最近のバッテリーでよく見かける表記が「PD」や「QC」。パワーデリバリーやクイックチャージと表記されているものもありますね。
なんとなく、その表記がされているもののほうが良いというのはわかっていても、その基準や機能を理解している人は少ないのでは?
そこで、今回はPDとかQCって何なの?という疑問にお答えします!
目次
Power Delivery(PD)
PDのメリットは、主に以下の2点。
- 充電スピードが速い
- 多くのデバイスに対応
詳しく見ていきましょう。
充電スピードが速い「最大100W(20V / 5A)」
PDには4段階(5V/9V/15V/20V)の電圧があり、最大5Aの電流と合わせると最大100Wの電力が供給できます。
普通(速くない)の電力は、「USB BC(Battery Charging Specificaion)」や「USB Type-C Current」の最大7.5W(5V / 1.5A)。一方、その約13倍までW数を上げたのが「USB PD」です。
ただ、スマホやタブレットの出力は最大18W程度まで。ノートPCやMacBookも100Wには届かず、100Wによる超スピードな充電にはデバイス側が対応し切れていないのが現状です。
つまり、PDを利用すれば端末が対応する最大の充電速度が得られるということですね。
多くのデバイスに対応「世界共通の充電規格」
従来のUSBは最大2.5W(5V / 0.5A)だったため、ノートPCなどの容量が大きいデバイスには充電できませんでした。
そこで、より多くの電力(W)を供給するために登場したのが「USB PD」。USB-IF(USBインプリメンターズ・フォーラム)が定めた国際標準規格です。
USB PDは、USB Type-C端子をもつデバイスに対応しています。Type-C端子は、近年世界共通の端子といわれているほど急増中!下記のように、たくさんの種類がPDに対応し急速充電ができます。(※規格外の仕様あり)
Quick Charge
Quick Charge(QC)対応の充電器を使うと、従来の充電器と比べてどれくらい速くなるのでしょうか。SANWASUPPLY調べで、従来の充電器(5V/1.0A)とQC2.0を比べた結果がこちら。
出典元:サンワサプライ株式会社(2018年3月6日時点)
今まで1時間で40%しかたまらなかった電池が、QC対応の充電器を使うことで約70%にまでもっていけるということ。これなら、1秒でも速く充電が終われそうですね!
通常のUSB充電器より速く充電できる「QC」
クイックチャージ(QC)とは、米国Qualcomm(クアルコム)社が開発した急速充電の規格のこと。スマホ・タブレットを通常のUSB充電器よりも高速で充電します。

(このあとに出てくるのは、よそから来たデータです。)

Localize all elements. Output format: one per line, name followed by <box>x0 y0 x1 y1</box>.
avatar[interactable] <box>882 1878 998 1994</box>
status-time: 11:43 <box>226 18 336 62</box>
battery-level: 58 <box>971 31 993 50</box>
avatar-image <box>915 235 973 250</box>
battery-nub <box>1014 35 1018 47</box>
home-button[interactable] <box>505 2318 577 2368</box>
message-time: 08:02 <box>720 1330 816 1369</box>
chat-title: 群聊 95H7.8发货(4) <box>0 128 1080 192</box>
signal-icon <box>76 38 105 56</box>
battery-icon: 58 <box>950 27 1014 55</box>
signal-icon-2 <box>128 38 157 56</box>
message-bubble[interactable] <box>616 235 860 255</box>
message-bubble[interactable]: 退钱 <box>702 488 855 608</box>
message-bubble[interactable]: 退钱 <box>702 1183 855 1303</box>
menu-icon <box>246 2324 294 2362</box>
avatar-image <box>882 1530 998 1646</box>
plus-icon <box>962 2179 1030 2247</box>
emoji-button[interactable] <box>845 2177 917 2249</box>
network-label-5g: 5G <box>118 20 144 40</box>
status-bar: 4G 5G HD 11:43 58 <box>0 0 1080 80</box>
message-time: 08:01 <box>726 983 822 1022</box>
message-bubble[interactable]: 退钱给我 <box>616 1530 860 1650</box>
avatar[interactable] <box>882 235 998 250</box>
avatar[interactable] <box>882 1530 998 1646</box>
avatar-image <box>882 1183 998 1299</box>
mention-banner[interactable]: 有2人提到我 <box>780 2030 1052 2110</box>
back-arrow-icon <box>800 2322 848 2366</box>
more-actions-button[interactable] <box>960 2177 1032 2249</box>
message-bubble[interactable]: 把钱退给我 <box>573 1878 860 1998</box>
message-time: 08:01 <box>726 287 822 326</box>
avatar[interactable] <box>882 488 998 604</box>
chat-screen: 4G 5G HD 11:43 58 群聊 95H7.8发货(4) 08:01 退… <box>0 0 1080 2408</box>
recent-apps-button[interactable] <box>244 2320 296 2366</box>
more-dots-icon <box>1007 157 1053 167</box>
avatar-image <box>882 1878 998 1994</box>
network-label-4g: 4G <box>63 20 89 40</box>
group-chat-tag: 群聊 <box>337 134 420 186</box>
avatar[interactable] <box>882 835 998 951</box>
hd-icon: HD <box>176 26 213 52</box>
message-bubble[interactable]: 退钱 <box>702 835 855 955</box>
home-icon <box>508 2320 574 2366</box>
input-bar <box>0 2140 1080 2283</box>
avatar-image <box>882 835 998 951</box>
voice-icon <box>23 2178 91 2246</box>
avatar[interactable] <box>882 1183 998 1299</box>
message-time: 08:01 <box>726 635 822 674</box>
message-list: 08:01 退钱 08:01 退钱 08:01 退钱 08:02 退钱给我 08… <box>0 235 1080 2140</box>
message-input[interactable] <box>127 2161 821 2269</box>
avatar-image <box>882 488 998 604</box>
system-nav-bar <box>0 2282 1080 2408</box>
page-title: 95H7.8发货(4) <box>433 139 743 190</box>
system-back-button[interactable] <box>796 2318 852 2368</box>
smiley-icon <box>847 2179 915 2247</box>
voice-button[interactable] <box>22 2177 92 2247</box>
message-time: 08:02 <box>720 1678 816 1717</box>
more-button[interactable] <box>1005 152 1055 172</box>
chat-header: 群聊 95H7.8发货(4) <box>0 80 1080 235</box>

QCには4つの規格がありそれぞれ電圧・電流が違うため、規格のなかでも充電スピードが変わります。
- 1.0
- 2.0
- 3.0
- 4.0
リリース日の古いものから順番に数字が大きくなっているという感じ。通常、USB充電器の電圧は5Vですが、QC2.0以降は20Vなど大きい電圧を使っているため、急速充電が実現。QCとは、いつもより大きな圧力を「えいっ!」とかけても端末・充電器が故障しないような技術です。
最速規格はクイックチャージ3.0
2018年現在、スマホ・タブレットに搭載しているQCの規格は2016年にリリースされた3.0。Qualcomm社では4.0が最新ですが、日本ではまだ浸透していないようです。QC3.0の電圧は最大20V。QC非対応機種の充電器と比べて約4倍のスピードで充電ができます。
QC3.0は、スマホのバッテリー残量が0~80%のときにフルスピードで充電をし、80~100%まではバッテリーへ負担をかけないように徐々に給電。過充電による発火・故障やショートなどのトラブルを防ぐため、高速ながらも高い安全性も考えられた規格となっています。
急速充電でストレスフリーなガジェット生活
モバイルバッテリーでPDを利用するなら、
- USB Type-C(PD対応)の端末機種
- PD対応の充電ケーブル
- PD対応の充電器
これらもそろえるのが条件です。
最大出力100WのPower Delivery(PD)。充電がみるみるうちにたまるのを実感すると、快適&気持ちよさが味わえます。
また「QC」という充電規格は、最速のスピード。はやく充電を終わらせたい人は、「QC対応」という文字をチェックしながら充電器を選ぶと良いでしょう。